Una vez, dos veces, tres veces, la espada del guerrero perforó sus palpitantes profundidades, y Cetus se desmoronó sobre sí mismo. Pronto acabó todo, y la carcasa sin vida se hundió bajo la superficie del océano. Exhausto, pero lleno de júbilo, Perseo se apresuró a liberar a Andrómeda de sus ataduras. Llorando, lo abrazó, y cuando la miró a los ojos sus palabras no dichas le aseguraron que la búsqueda de la mujer de sus sueños había terminado incluso antes de que hubiera empezado.

Pero, ¿qué ocurrió con la cabeza de la Medusa? Depués de una boda resplandeciente en el revitalizado reino de Cefeo, Perseo y su prometida regresaron triunfantes a Serifos, donde Perseo había intentado presentar su trofeo a Polidectes.

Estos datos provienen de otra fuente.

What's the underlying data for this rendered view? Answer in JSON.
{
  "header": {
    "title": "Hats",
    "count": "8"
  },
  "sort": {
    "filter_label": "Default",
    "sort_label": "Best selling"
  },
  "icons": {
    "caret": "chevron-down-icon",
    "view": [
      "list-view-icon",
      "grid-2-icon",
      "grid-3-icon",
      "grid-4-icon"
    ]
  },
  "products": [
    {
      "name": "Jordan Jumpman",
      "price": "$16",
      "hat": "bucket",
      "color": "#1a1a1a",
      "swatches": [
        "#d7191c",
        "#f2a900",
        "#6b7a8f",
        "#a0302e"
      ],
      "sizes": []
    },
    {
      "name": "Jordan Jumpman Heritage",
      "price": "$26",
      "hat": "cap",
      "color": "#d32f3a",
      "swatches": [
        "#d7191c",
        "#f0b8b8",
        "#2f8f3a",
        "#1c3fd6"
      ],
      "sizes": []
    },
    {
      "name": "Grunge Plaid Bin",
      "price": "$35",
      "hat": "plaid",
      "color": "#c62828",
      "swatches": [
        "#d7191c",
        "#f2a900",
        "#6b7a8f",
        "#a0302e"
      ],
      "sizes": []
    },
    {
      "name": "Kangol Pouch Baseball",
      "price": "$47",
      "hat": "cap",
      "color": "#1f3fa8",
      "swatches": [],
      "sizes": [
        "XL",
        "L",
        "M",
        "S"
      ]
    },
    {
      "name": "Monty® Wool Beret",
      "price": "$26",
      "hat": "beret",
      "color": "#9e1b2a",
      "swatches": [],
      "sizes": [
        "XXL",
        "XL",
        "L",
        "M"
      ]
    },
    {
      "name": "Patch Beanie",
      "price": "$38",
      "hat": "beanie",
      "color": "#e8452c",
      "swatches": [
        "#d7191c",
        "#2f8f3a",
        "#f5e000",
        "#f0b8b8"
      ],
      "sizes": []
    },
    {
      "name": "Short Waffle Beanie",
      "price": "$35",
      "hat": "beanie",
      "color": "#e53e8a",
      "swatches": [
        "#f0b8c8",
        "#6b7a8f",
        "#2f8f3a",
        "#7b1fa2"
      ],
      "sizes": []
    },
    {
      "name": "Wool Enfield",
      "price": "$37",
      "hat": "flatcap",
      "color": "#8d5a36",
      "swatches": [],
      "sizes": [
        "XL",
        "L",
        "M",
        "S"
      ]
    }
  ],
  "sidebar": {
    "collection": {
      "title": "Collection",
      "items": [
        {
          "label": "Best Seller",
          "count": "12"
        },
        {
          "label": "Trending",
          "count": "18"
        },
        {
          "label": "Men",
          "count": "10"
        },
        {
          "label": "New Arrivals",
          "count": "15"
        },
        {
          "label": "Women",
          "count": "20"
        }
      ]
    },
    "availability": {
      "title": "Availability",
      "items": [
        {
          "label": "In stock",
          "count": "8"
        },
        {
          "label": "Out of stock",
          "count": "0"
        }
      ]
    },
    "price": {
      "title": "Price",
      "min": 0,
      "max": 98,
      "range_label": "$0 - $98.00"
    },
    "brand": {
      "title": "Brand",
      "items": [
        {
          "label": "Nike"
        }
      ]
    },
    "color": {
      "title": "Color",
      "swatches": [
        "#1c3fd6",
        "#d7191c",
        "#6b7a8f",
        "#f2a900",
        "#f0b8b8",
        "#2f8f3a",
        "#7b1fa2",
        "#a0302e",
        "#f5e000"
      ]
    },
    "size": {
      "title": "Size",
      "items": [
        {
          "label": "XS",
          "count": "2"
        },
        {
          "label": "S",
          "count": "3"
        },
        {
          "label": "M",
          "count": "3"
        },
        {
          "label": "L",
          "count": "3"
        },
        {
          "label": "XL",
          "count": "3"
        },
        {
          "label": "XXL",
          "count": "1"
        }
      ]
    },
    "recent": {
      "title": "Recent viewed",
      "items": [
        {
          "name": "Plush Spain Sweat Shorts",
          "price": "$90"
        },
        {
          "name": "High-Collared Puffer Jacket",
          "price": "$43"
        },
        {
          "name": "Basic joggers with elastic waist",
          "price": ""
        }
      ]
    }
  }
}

Pero Perseo descubrió que, en su ausencia, Polidectes había estado imponiendo sus inoportunas atenciones a la propia madre de Perseo, Danae. En realidad, resultó que los supuestos planes de matrimonio del rey con otra no habían sido nada más que una farsa, un ardid para enviar a Perseo a una búsqueda que parecía destinada a terminar con su muerte, permitiendo que Polidectes persiguiera a Danae – el verdadero objeto de su deseo – sin temor.

Perseo solicitó una audiencia con Polidectes y, sacando la cabeza de la Medusa del saco, le mostró su obsequio de boda. Después, Perseo abandonó el paladio andando a zancadas, dejando que los cortesanos recogieran la estatua de piedra que una vez había sido su rey.